Quant à Orange, c’est l’électroencéphalogramme totalement plat, aucune nouvelle d’eux directe ou indirecte, 9 jours après le premier contact avec l’assistance qui m’a assuré afin de me forcer à raccrocher que l’on allait “me rappeler”.

Mise à jour : suites

FTTH en France, saison 6 : du rififi chez le syndic, relance du dossier et repérage v2

Installation de la fibre (FTTH), suite de la saison 5.

 

Quand la fibre Free se fait attendre, même à Paris

(précision sur le titre : le “même à Paris” est une allusion à la densité de la ville, où donc la rentabilité par rapport à l’investissement, prétexte souvent soulevé par les opérateurs, est le moins susceptible de poser un problème)

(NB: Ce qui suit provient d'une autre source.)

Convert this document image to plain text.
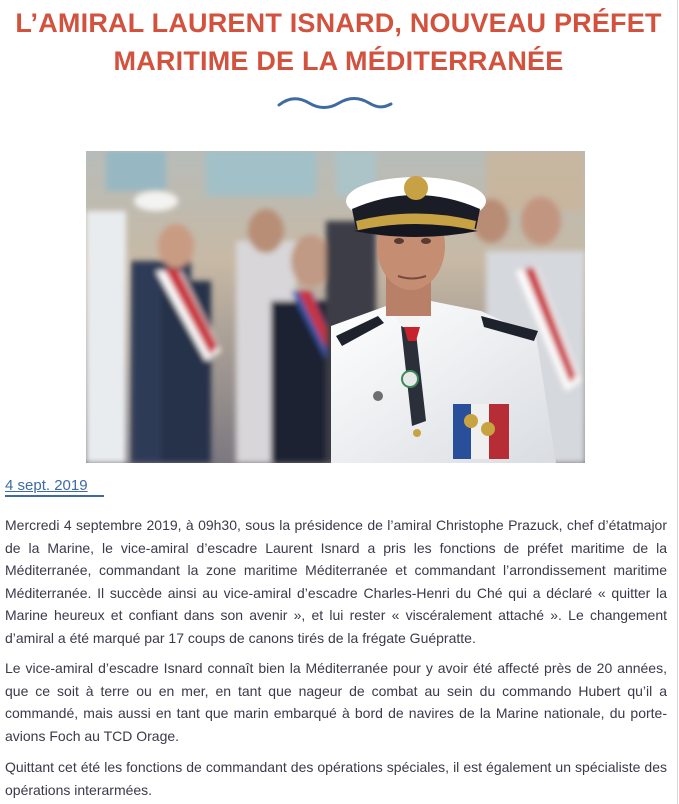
L’AMIRAL LAURENT ISNARD, NOUVEAU PRÉFET
MARITIME DE LA MÉDITERRANÉE
4 sept. 2019

Mercredi 4 septembre 2019, à 09h30, sous la présidence de l’amiral Christophe Prazuck, chef d’étatmajor de la Marine, le vice-amiral d’escadre Laurent Isnard a pris les fonctions de préfet maritime de la Méditerranée, commandant la zone maritime Méditerranée et commandant l’arrondissement maritime Méditerranée. Il succède ainsi au vice-amiral d’escadre Charles-Henri du Ché qui a déclaré « quitter la Marine heureux et confiant dans son avenir », et lui rester « viscéralement attaché ». Le changement d’amiral a été marqué par 17 coups de canons tirés de la frégate Guépratte.

Le vice-amiral d’escadre Isnard connaît bien la Méditerranée pour y avoir été affecté près de 20 années, que ce soit à terre ou en mer, en tant que nageur de combat au sein du commando Hubert qu’il a commandé, mais aussi en tant que marin embarqué à bord de navires de la Marine nationale, du porte-avions Foch au TCD Orage.

Quittant cet été les fonctions de commandant des opérations spéciales, il est également un spécialiste des opérations interarmées.
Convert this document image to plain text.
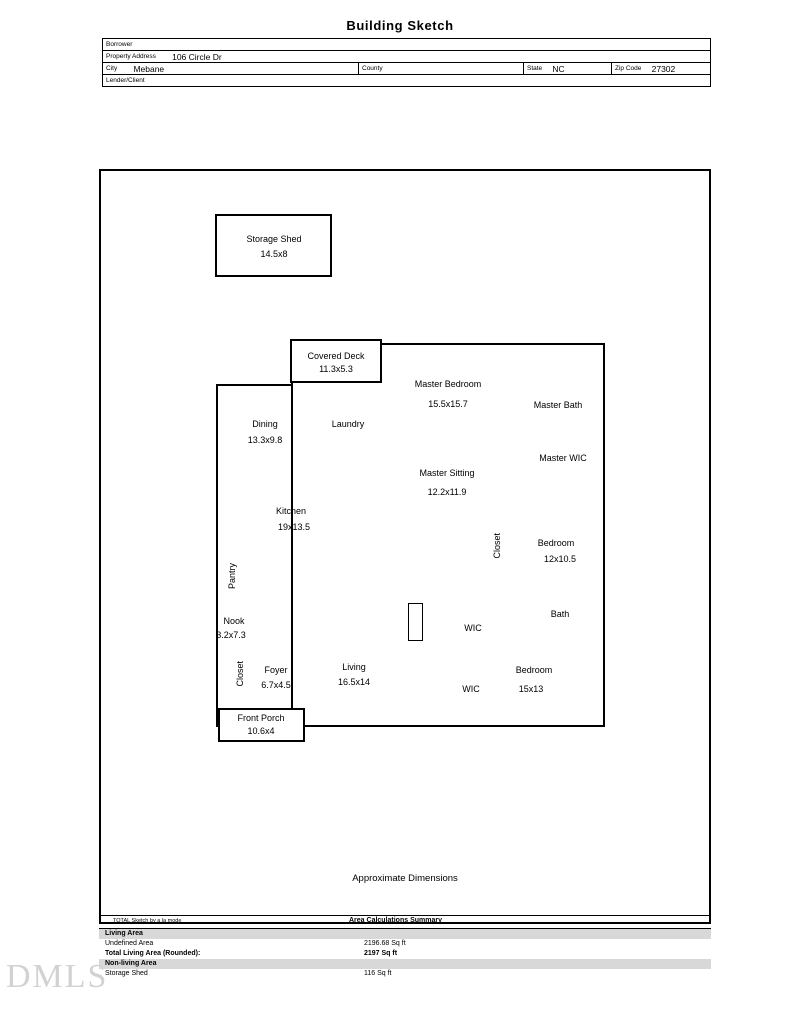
Building Sketch
Borrower
Property Address 106 Circle Dr
City Mebane	County	State NC	Zip Code 27302
Lender/Client
Storage Shed
14.5x8
Covered Deck
11.3x5.3
Front Porch
10.6x4
Master Bedroom
15.5x15.7	Master Bath
Master WIC
Master Sitting
12.2x11.9
Dining
13.3x9.8
Laundry
Kitchen
19x13.5
Closet	Bedroom
12x10.5
Pantry
Nook
3.2x7.3
WIC
Bath
Closet Foyer
6.7x4.5
Living
16.5x14
WIC
Bedroom
15x13
Approximate Dimensions
TOTAL Sketch by a la mode	Area Calculations Summary
Living Area
Undefined Area	2196.68 Sq ft
Total Living Area (Rounded):	2197 Sq ft
Non-living Area
Storage Shed	116 Sq ft
DMLS
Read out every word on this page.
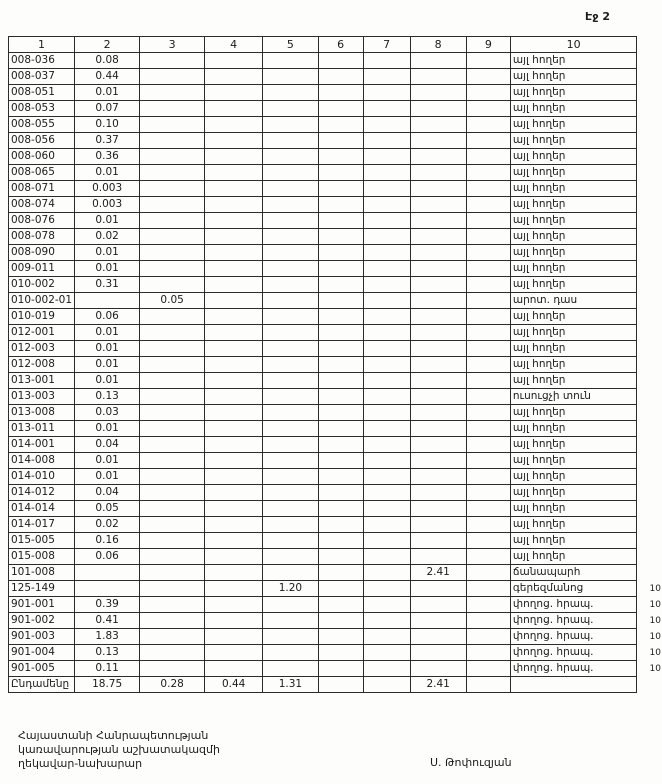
Էջ 2
1	2	3	4	5	6	7	8	9	10	
008-036	0.08								այլ հողեր	
008-037	0.44								այլ հողեր	
008-051	0.01								այլ հողեր	
008-053	0.07								այլ հողեր	
008-055	0.10								այլ հողեր	
008-056	0.37								այլ հողեր	
008-060	0.36								այլ հողեր	
008-065	0.01								այլ հողեր	
008-071	0.003								այլ հողեր	
008-074	0.003								այլ հողեր	
008-076	0.01								այլ հողեր	
008-078	0.02								այլ հողեր	
008-090	0.01								այլ հողեր	
009-011	0.01								այլ հողեր	
010-002	0.31								այլ հողեր	
010-002-01		0.05							արոտ. դաս	
010-019	0.06								այլ հողեր	
012-001	0.01								այլ հողեր	
012-003	0.01								այլ հողեր	
012-008	0.01								այլ հողեր	
013-001	0.01								այլ հողեր	
013-003	0.13								ուսուցչի տուն	
013-008	0.03								այլ հողեր	
013-011	0.01								այլ հողեր	
014-001	0.04								այլ հողեր	
014-008	0.01								այլ հողեր	
014-010	0.01								այլ հողեր	
014-012	0.04								այլ հողեր	
014-014	0.05								այլ հողեր	
014-017	0.02								այլ հողեր	
015-005	0.16								այլ հողեր	
015-008	0.06								այլ հողեր	
101-008							2.41		ճանապարհ	
125-149				1.20					գերեզմանոց	10
901-001	0.39								փողոց. հրապ.	10
901-002	0.41								փողոց. հրապ.	10
901-003	1.83								փողոց. հրապ.	10
901-004	0.13								փողոց. հրապ.	10
901-005	0.11								փողոց. հրապ.	10
Ընդամենը	18.75	0.28	0.44	1.31			2.41			
Հայաստանի Հանրապետության
կառավարության աշխատակազմի
ղեկավար-նախարար	Ս. Թոփուզյան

À l’heure où beaucoup monde se plaint de ne pouvoir obtenir la fibre (à part une poignée de privilégiés qui l’ont déjà, sans compter les très rares qui pourraient l’avoir mais n’en veulent pas), une étude OCDE signalée par Numerama confirme le colossal retard français en la matière.

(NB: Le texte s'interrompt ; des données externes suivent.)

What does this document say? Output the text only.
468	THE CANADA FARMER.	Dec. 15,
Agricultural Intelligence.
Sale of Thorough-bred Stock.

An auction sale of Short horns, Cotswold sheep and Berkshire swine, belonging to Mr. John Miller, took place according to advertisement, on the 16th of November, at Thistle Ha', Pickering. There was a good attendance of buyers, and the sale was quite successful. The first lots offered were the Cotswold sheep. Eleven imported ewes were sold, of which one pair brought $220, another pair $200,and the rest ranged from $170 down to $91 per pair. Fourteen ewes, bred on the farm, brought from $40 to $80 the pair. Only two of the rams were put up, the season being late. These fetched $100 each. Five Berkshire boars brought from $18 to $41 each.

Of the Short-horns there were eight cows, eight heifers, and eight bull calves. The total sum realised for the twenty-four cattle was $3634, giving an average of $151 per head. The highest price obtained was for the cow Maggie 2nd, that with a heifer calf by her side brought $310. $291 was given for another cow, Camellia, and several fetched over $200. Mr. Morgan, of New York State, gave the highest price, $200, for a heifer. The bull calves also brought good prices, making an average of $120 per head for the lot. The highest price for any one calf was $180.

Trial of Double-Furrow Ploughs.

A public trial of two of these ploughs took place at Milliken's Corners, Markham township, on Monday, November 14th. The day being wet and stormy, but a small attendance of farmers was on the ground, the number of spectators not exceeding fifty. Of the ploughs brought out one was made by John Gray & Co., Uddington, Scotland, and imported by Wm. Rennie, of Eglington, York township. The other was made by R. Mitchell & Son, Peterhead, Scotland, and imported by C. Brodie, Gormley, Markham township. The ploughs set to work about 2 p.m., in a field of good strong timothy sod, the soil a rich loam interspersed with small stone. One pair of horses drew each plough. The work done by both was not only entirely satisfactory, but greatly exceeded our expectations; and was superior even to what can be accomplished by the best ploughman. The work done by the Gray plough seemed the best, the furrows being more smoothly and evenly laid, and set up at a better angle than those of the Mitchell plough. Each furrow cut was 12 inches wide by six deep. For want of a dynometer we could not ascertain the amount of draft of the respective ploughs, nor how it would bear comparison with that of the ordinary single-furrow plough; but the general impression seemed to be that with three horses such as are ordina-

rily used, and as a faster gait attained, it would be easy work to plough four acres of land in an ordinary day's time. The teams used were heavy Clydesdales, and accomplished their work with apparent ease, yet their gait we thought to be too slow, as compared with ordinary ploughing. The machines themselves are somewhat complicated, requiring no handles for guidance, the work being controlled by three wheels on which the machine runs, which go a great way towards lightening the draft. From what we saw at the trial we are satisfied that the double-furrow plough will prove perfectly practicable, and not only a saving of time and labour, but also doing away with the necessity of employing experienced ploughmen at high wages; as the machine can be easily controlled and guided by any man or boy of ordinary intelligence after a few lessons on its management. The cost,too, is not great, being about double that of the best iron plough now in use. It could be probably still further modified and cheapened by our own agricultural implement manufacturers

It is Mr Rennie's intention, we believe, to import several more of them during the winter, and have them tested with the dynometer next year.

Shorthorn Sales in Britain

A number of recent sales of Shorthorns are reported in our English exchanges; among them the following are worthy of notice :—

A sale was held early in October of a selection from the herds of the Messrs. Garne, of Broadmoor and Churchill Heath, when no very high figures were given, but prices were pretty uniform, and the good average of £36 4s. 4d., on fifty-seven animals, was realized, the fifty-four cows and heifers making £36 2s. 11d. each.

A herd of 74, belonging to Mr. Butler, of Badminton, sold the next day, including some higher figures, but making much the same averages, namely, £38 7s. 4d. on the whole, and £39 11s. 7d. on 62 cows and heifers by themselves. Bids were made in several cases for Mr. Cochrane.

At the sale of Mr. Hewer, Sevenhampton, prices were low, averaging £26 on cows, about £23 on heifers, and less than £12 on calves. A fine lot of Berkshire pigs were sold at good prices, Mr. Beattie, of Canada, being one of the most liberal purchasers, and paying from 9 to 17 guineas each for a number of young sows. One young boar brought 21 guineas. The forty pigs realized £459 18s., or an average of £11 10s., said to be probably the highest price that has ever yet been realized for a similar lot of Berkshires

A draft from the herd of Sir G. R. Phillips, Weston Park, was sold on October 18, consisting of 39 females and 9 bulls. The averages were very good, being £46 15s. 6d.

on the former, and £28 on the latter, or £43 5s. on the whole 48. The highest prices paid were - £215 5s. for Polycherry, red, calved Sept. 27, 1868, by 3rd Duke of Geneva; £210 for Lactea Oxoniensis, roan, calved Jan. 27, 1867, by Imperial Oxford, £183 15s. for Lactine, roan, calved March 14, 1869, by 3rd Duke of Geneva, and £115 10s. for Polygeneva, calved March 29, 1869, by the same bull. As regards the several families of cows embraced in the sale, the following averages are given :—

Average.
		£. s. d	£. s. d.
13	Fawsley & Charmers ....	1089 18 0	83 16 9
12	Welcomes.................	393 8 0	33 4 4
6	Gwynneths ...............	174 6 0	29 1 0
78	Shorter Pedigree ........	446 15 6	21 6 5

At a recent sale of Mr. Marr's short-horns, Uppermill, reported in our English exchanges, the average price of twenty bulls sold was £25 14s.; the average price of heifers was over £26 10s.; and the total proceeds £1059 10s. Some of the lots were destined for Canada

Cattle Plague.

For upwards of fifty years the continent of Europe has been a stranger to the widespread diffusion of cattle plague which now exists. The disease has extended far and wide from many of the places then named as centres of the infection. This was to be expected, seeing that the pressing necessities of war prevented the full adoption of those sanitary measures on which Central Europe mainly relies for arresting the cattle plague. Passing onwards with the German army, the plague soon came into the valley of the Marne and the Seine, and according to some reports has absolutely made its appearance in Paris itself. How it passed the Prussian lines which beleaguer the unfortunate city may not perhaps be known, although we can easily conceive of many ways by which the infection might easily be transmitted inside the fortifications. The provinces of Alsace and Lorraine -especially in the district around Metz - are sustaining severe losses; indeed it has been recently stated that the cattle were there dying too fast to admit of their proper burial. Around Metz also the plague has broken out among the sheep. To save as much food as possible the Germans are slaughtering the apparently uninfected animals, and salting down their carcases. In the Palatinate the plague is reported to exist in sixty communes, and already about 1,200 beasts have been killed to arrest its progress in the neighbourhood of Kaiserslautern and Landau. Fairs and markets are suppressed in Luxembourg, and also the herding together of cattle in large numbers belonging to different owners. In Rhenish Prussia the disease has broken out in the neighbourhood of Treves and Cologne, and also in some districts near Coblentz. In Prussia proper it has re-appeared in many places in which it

Récemment, Orange a annoncé triomphalement activer 4000 prises par semaine.

La situation dans mon immeuble :

  • immeuble construit en 2008
  • convention Free signée début 2011
  • repérage puis pose par Free de la desserte horizontale (égouts -> immeuble) en octobre/novembre 2011
  • depuis… rien !

On appelle “desserte horizontale” le raccordement par la rue, les égouts, etc, d’un immeuble au réseau d’un opérateur.

La “desserte verticale” est le câblage interne de l’immeuble, reliant l’arrivée horizontale aux logements à desservir.

Lorsque les deux sont réunis, on parle d’accès FTTH (fiber to the home, fibre jusqu’à l’habitation).

Voici donc une photo, prise le 13 novembre 2011, de l’arrivée de la fibre Free dans le sous-sol de mon immeuble, via les égouts de Paris. La fibre est munie d’une jolie étiquette verte “FREE INFRASTRUCTURE” avec une référence et un numéro de téléphone qui tombe sur un répondeur, renvoyant l’appelant vers d’autres numéros “spéciaux syndics d’immeuble” qui ne permettent jamais d’obtenir quelqu’un. On voit que la fibre est sagement enroulée, inutile, en attente d’être branchée sur un réseau vertical qui n’est toujours pas là, près d’un an après.

Dans mon immeuble, les questions logiques des résidents : “On a bien voté la convention fibre pour Free en assemblée générale annuelle ? Ça en est où ? Faut-il qu’on demande à un autre opérateur ?”

Notre immeuble est très loin de représenter un cas isolé, j’ai entendu parler d’exemples similaires à Paris et à Lyon. Les opérateurs se sont fait la course pour mettre un pied le plus rapidement possible dans les immeubles, mais se font tirer l’oreille pour terminer les travaux, prétextant une faible demande des abonnés..

Parallèlement, pour masquer le retard français, les pouvoirs publics utilisent les statistiques faussement flatteuses de Numéricâble, un réseau câblé de télévision vieux, à quelques rénovations près, de 30 ans, en fibre (moderne à l’époque) prolongée dans les immeubles par du câble coaxial tout à fait classique et aux performances bien moindres que la fibre optique de bout-en-bout.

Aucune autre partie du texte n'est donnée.